Let me state, emphatically, that I am a supporter of urban cycling. I grew up in Manhattan, and the bike was not only how I commuted to and from school, but how I came to learn about the city, to explore the remote areas and industrial spaces that still are a fascination to me. With a bike, I found, you could travel not just in space, but in time, back to parts of the city that seemed frozen in history. As an adult, I have been an occassional bicycle commuter. Which is all to say, I applaud the extraordinary expansion of biking infrastructure undertaken by the NYC DOT, under the leadership of Janette Sadik-Kahn.
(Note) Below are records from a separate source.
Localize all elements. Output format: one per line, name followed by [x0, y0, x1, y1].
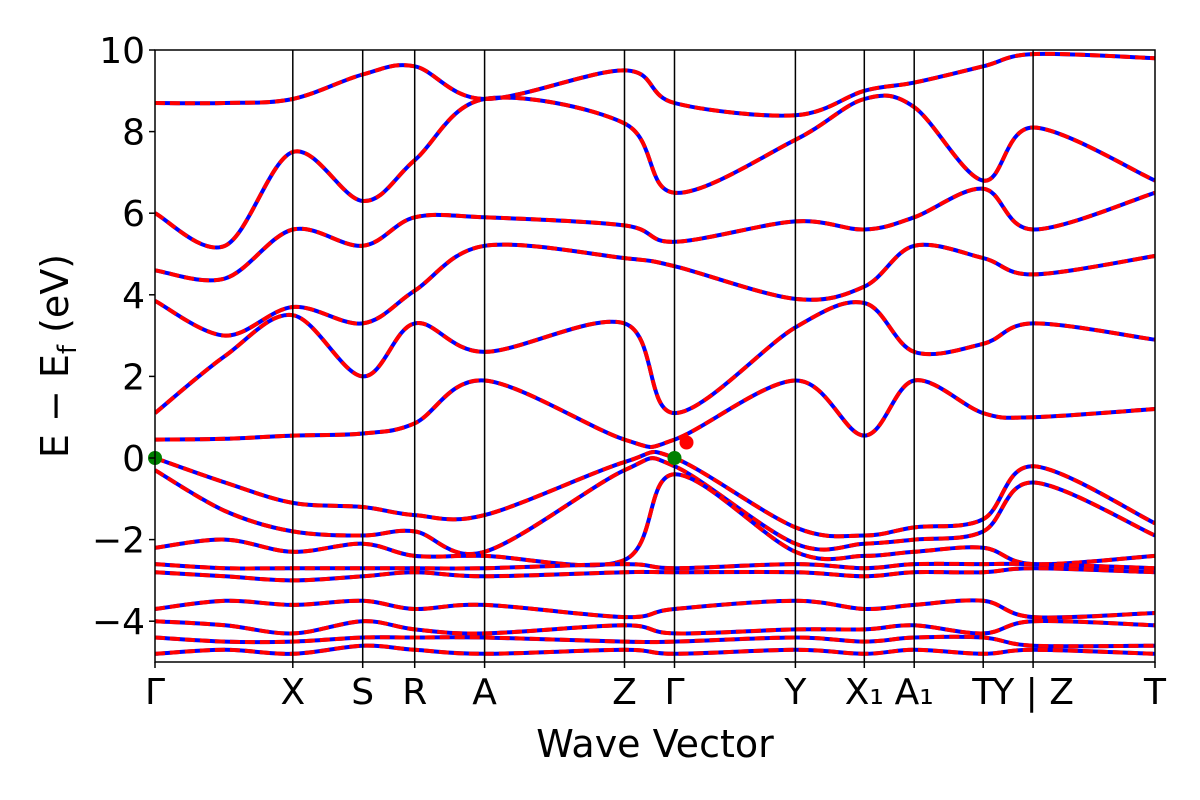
x-tick-label-7: Y	[783, 672, 807, 713]
y-tick-label-0: −4	[92, 602, 145, 643]
y-axis-title-main: E − E	[33, 354, 77, 458]
plot-frame	[154, 49, 1156, 663]
band-2-dashed	[155, 472, 1155, 568]
x-tick-label-2: S	[351, 672, 374, 713]
y-axis-title-unit: (eV)	[33, 254, 77, 345]
band-13-dashed	[155, 93, 1155, 250]
kpoint-lines-layer	[292, 50, 1034, 662]
y-tick-label-2: 0	[122, 439, 145, 480]
vbm-marker-1	[667, 451, 682, 465]
y-tick-label-3: 2	[122, 357, 145, 398]
x-axis-title: Wave Vector	[536, 722, 774, 766]
y-axis-title: E − Ef (eV)	[33, 254, 83, 458]
x-tick-label-12: T	[1143, 672, 1167, 713]
x-tick-label-10: T	[971, 672, 995, 713]
y-axis-ticks: −4 −2 0 2 4 6 8 10	[92, 31, 155, 643]
x-tick-label-1: X	[280, 672, 305, 713]
x-tick-label-3: R	[402, 672, 427, 713]
x-tick-label-6: Γ	[664, 672, 684, 713]
y-tick-label-5: 6	[122, 194, 145, 235]
band-14-solid	[155, 51, 1155, 118]
y-axis-title-sub: f	[53, 344, 83, 354]
cbm-marker-2	[679, 435, 694, 450]
band-9-dashed	[155, 378, 1155, 449]
band-14-dashed	[155, 51, 1155, 118]
band-6-dashed	[155, 618, 1155, 636]
x-tick-label-5: Z	[612, 672, 637, 713]
x-tick-label-4: A	[472, 672, 497, 713]
x-tick-label-0: Γ	[145, 672, 165, 713]
y-tick-label-4: 4	[122, 276, 145, 317]
y-tick-label-6: 8	[122, 113, 145, 154]
band-10-dashed	[155, 300, 1155, 416]
band-5-dashed	[155, 598, 1155, 620]
y-tick-label-1: −2	[92, 521, 145, 562]
bands-layer	[155, 51, 1155, 656]
x-tick-label-9: A₁	[895, 672, 934, 713]
x-tick-label-8: X₁	[845, 672, 884, 713]
x-tick-label-11: Y | Z	[991, 672, 1074, 713]
y-tick-label-7: 10	[99, 31, 145, 72]
band-11-dashed	[155, 242, 1155, 338]
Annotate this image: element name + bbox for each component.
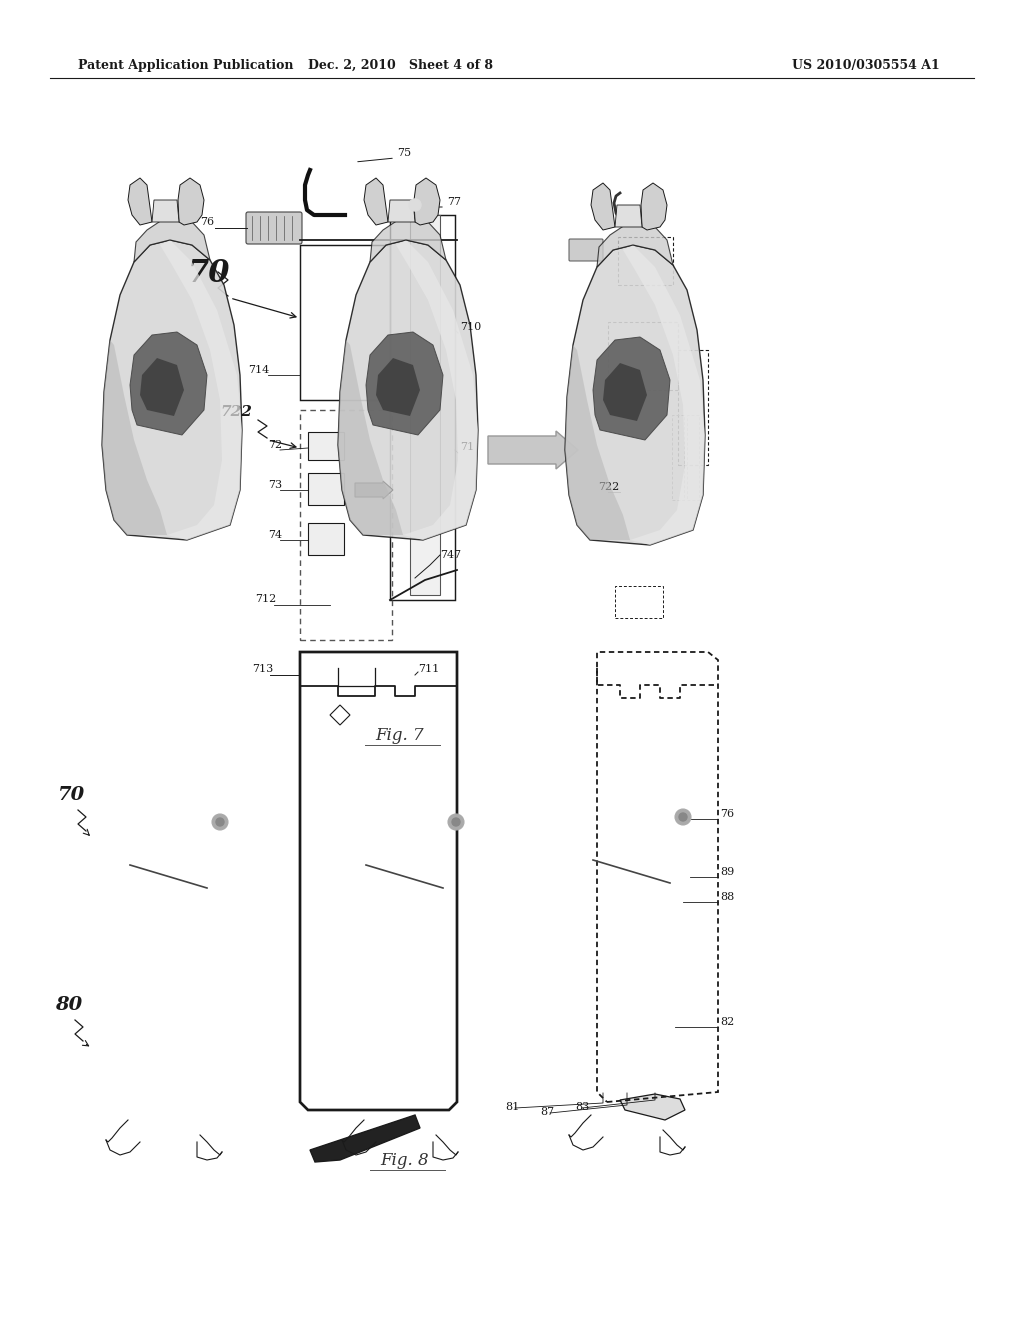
Bar <box>410 215 440 595</box>
Text: 722: 722 <box>220 405 252 418</box>
Polygon shape <box>593 337 670 440</box>
Text: 73: 73 <box>268 480 283 490</box>
Text: Fig. 7: Fig. 7 <box>376 727 424 744</box>
Bar <box>308 432 344 459</box>
Text: 75: 75 <box>397 148 411 158</box>
Bar <box>608 322 678 389</box>
Bar <box>687 414 699 500</box>
Text: 74: 74 <box>268 531 283 540</box>
Polygon shape <box>102 240 242 540</box>
Polygon shape <box>366 333 443 436</box>
Bar <box>308 473 344 506</box>
Polygon shape <box>128 178 152 224</box>
Text: 81: 81 <box>505 1102 519 1111</box>
Polygon shape <box>376 358 420 416</box>
Circle shape <box>675 809 691 825</box>
Polygon shape <box>338 240 478 540</box>
Text: 76: 76 <box>720 809 734 818</box>
Circle shape <box>216 818 224 826</box>
Text: 88: 88 <box>720 892 734 902</box>
Text: 77: 77 <box>447 197 461 207</box>
Circle shape <box>212 814 228 830</box>
Text: 712: 712 <box>255 594 276 605</box>
Text: 70: 70 <box>58 785 85 804</box>
Polygon shape <box>134 218 210 261</box>
Polygon shape <box>597 223 673 267</box>
Bar <box>308 523 344 554</box>
Text: Patent Application Publication: Patent Application Publication <box>78 58 294 71</box>
Text: 87: 87 <box>540 1107 554 1117</box>
Text: 82: 82 <box>720 1016 734 1027</box>
Text: Fig. 8: Fig. 8 <box>381 1152 429 1170</box>
Text: 711: 711 <box>418 664 439 675</box>
Polygon shape <box>396 240 478 540</box>
Polygon shape <box>591 183 615 230</box>
Bar <box>618 238 673 285</box>
Polygon shape <box>615 205 642 227</box>
Text: 713: 713 <box>252 664 273 675</box>
Polygon shape <box>330 705 350 725</box>
Polygon shape <box>160 240 242 540</box>
Polygon shape <box>603 363 647 421</box>
Circle shape <box>409 199 421 211</box>
Polygon shape <box>620 1094 685 1119</box>
Text: Dec. 2, 2010   Sheet 4 of 8: Dec. 2, 2010 Sheet 4 of 8 <box>307 58 493 71</box>
Text: 710: 710 <box>460 322 481 333</box>
Text: 71: 71 <box>460 442 474 451</box>
FancyBboxPatch shape <box>246 213 302 244</box>
Text: 76: 76 <box>200 216 214 227</box>
Bar <box>672 414 684 500</box>
Polygon shape <box>310 1115 420 1162</box>
Text: 747: 747 <box>440 550 461 560</box>
Text: 70: 70 <box>188 257 230 289</box>
Polygon shape <box>102 341 167 535</box>
Circle shape <box>452 818 460 826</box>
Bar <box>390 215 455 601</box>
Text: 72: 72 <box>268 440 283 450</box>
Polygon shape <box>130 333 207 436</box>
Polygon shape <box>388 201 415 222</box>
Polygon shape <box>565 246 705 545</box>
Bar <box>300 411 392 640</box>
Text: 89: 89 <box>720 867 734 876</box>
Polygon shape <box>623 246 705 545</box>
FancyArrow shape <box>355 480 393 499</box>
Polygon shape <box>364 178 388 224</box>
Polygon shape <box>140 358 184 416</box>
Circle shape <box>679 813 687 821</box>
Circle shape <box>449 814 464 830</box>
Text: 83: 83 <box>575 1102 589 1111</box>
Polygon shape <box>414 178 440 224</box>
Text: 80: 80 <box>55 997 82 1014</box>
Bar <box>615 586 663 618</box>
Bar <box>678 350 708 465</box>
Polygon shape <box>370 218 446 261</box>
Polygon shape <box>338 341 403 535</box>
Text: US 2010/0305554 A1: US 2010/0305554 A1 <box>793 58 940 71</box>
FancyArrow shape <box>488 432 578 469</box>
Polygon shape <box>565 345 630 540</box>
Text: 722: 722 <box>598 482 620 492</box>
Polygon shape <box>178 178 204 224</box>
FancyBboxPatch shape <box>569 239 603 261</box>
Bar <box>300 246 390 400</box>
Polygon shape <box>152 201 179 222</box>
Text: 714: 714 <box>248 366 269 375</box>
Polygon shape <box>641 183 667 230</box>
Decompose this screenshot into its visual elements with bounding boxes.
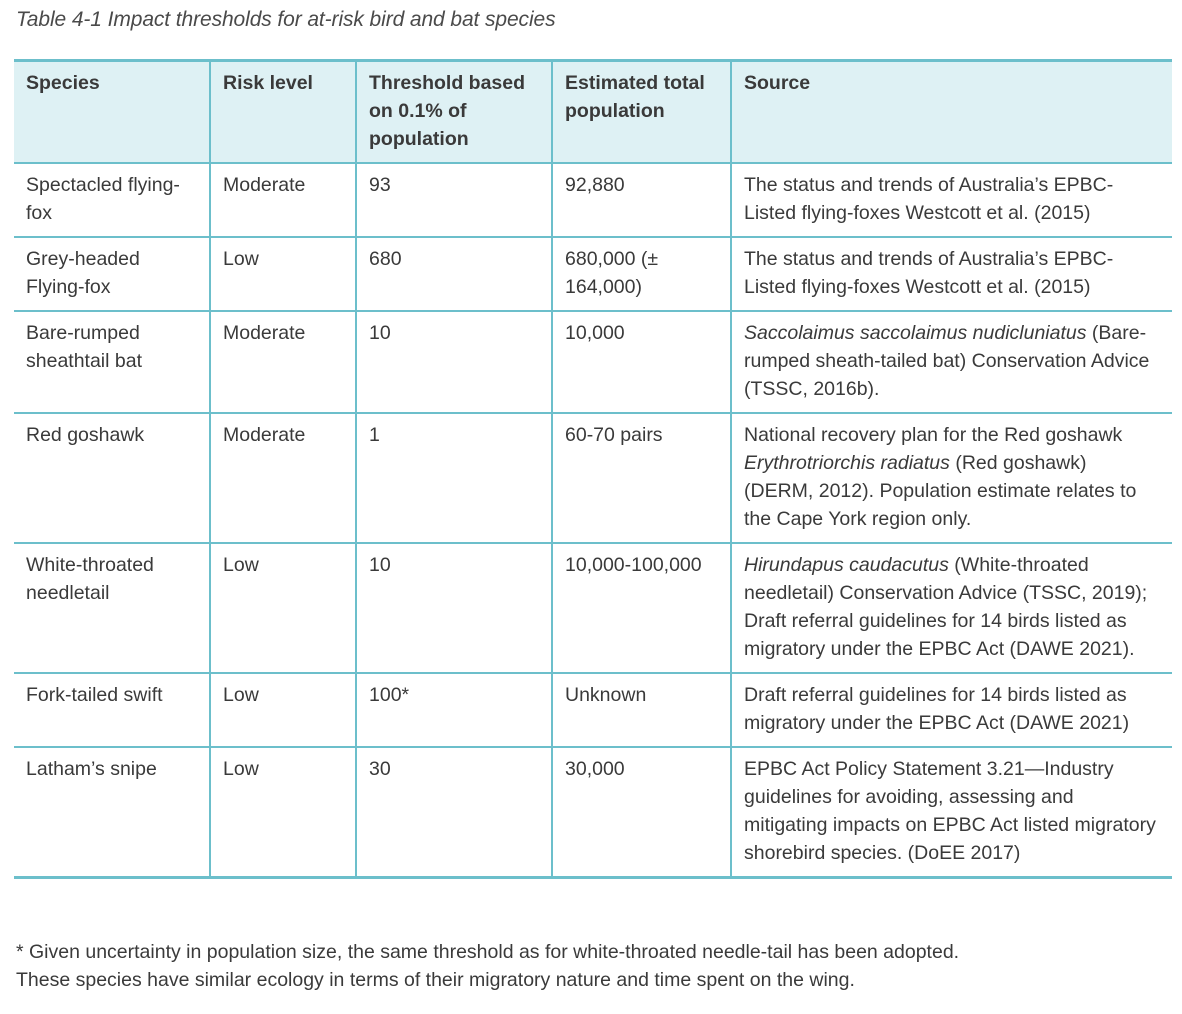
risk-level-cell: Low: [209, 237, 356, 312]
source-cell: The status and trends of Australia’s EPB…: [730, 237, 1172, 312]
source-scientific-name: Hirundapus caudacutus: [744, 554, 949, 576]
source-text: (Red goshawk) (DERM, 2012). Population e…: [744, 452, 1137, 530]
threshold-cell: 93: [355, 163, 552, 238]
source-text: Draft referral guidelines for 14 birds l…: [744, 684, 1130, 734]
column-header-species: Species: [14, 59, 210, 164]
species-cell: White-throated needletail: [14, 543, 210, 674]
population-cell: 92,880: [551, 163, 731, 238]
risk-level-cell: Low: [209, 543, 356, 674]
table-row: Spectacled flying-fox Moderate 93 92,880…: [14, 163, 1172, 238]
table-header-row: Species Risk level Threshold based on 0.…: [14, 59, 1172, 164]
table-row: Red goshawk Moderate 1 60-70 pairs Natio…: [14, 413, 1172, 544]
table-row: Latham’s snipe Low 30 30,000 EPBC Act Po…: [14, 747, 1172, 879]
risk-level-cell: Low: [209, 673, 356, 748]
source-text: The status and trends of Australia’s EPB…: [744, 174, 1114, 224]
threshold-cell: 680: [355, 237, 552, 312]
source-cell: Draft referral guidelines for 14 birds l…: [730, 673, 1172, 748]
source-text: (Bare-rumped sheath-tailed bat) Conserva…: [744, 322, 1150, 400]
source-text: (White-throated needletail) Conservation…: [744, 554, 1148, 660]
risk-level-cell: Moderate: [209, 163, 356, 238]
species-cell: Spectacled flying-fox: [14, 163, 210, 238]
species-cell: Red goshawk: [14, 413, 210, 544]
source-cell: National recovery plan for the Red gosha…: [730, 413, 1172, 544]
column-header-population: Estimated total population: [551, 59, 731, 164]
population-cell: Unknown: [551, 673, 731, 748]
risk-level-cell: Moderate: [209, 311, 356, 414]
population-cell: 10,000-100,000: [551, 543, 731, 674]
column-header-source: Source: [730, 59, 1172, 164]
species-cell: Bare-rumped sheathtail bat: [14, 311, 210, 414]
population-cell: 30,000: [551, 747, 731, 879]
source-cell: Saccolaimus saccolaimus nudicluniatus (B…: [730, 311, 1172, 414]
threshold-cell: 1: [355, 413, 552, 544]
risk-level-cell: Moderate: [209, 413, 356, 544]
population-cell: 60-70 pairs: [551, 413, 731, 544]
impact-thresholds-table: Species Risk level Threshold based on 0.…: [14, 59, 1172, 879]
table-row: Fork-tailed swift Low 100* Unknown Draft…: [14, 673, 1172, 748]
table-row: Bare-rumped sheathtail bat Moderate 10 1…: [14, 311, 1172, 414]
footnote-line-1: * Given uncertainty in population size, …: [16, 941, 960, 963]
source-text-prefix: National recovery plan for the Red gosha…: [744, 424, 1123, 446]
source-scientific-name: Erythrotriorchis radiatus: [744, 452, 950, 474]
threshold-cell: 30: [355, 747, 552, 879]
footnote-line-2: These species have similar ecology in te…: [16, 969, 855, 991]
table-row: White-throated needletail Low 10 10,000-…: [14, 543, 1172, 674]
risk-level-cell: Low: [209, 747, 356, 879]
threshold-cell: 10: [355, 543, 552, 674]
source-cell: The status and trends of Australia’s EPB…: [730, 163, 1172, 238]
threshold-cell: 100*: [355, 673, 552, 748]
threshold-cell: 10: [355, 311, 552, 414]
species-cell: Latham’s snipe: [14, 747, 210, 879]
source-text: The status and trends of Australia’s EPB…: [744, 248, 1114, 298]
column-header-threshold: Threshold based on 0.1% of population: [355, 59, 552, 164]
species-cell: Grey-headed Flying-fox: [14, 237, 210, 312]
population-cell: 10,000: [551, 311, 731, 414]
table-caption: Table 4-1 Impact thresholds for at-risk …: [16, 8, 556, 31]
source-text: EPBC Act Policy Statement 3.21—Industry …: [744, 758, 1156, 864]
table-row: Grey-headed Flying-fox Low 680 680,000 (…: [14, 237, 1172, 312]
species-cell: Fork-tailed swift: [14, 673, 210, 748]
source-cell: EPBC Act Policy Statement 3.21—Industry …: [730, 747, 1172, 879]
source-scientific-name: Saccolaimus saccolaimus nudicluniatus: [744, 322, 1087, 344]
table-footnote: * Given uncertainty in population size, …: [16, 938, 1166, 994]
column-header-risk-level: Risk level: [209, 59, 356, 164]
source-cell: Hirundapus caudacutus (White-throated ne…: [730, 543, 1172, 674]
population-cell: 680,000 (± 164,000): [551, 237, 731, 312]
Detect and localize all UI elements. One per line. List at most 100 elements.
Progressive members of the design community love cycling, and I think not just because it is a healthful and environmentally sustainable mode of transportation. Designers, I suspect, are attracted to bikes because designers love making objects—it is what they are trained to do—and the bike is an object that is simple enough that anyone can tailor it to their own specifications. It promotes engagement with itself. You can build your own. You can modify your own. And then you can go out and campaign for more biking infrastructure in your neighborhood. There’s a class aspect at work in this interest in cycling, as well: commuting by bicycle is a lot more attractive if you can live close to your workplace, and this often means expensive real-estate that designers can afford. 

I wish designers cared as much about mass transit as they did about their bikes. We don’t get very many articles in the design press about our decayed subway system, nor does there seem to be much of a galvanized movement within the design community to do anything about it. (I’m speaking here primarily about New York City.) Transportation Alternatives, a wonderful organization, bills itself as an “advocate for bicycling, walking and public transit,” which seems bizarrely out of order to me. When the design (and architecture) press covers mass transit here, it’s often to wax nostalgic about Massimo Vignelli’s map of the system—wonderful, I admit. 

New York is never going to be Amsterdam. Commuting by bicycle may work for some people, and the more the better, but for the overwhelming majority it’s not going to be a viable option most of the time. New York is a city of public transit, and that’s where the vast majority of our attention should be directed. It is the single most important urban design issue facing the city and its residents. By far. More than 5.1 million rides are taken on the subway on an average weekday. Bus service adds another 2.2 million. Service cutbacks loom. Last week I renewed a Metrocard for a month. The fee was $104. The fee for renewing my driver’s license for ten years? $80. Our priorities need to change. 

The problem, of course, is that fixing the subway system is not like adding a bike lane here or there. The MTA is an onerous authority with little accountability and not much accessibility. How do you interact with that behemoth? The answer is political engagement. But first we have to care.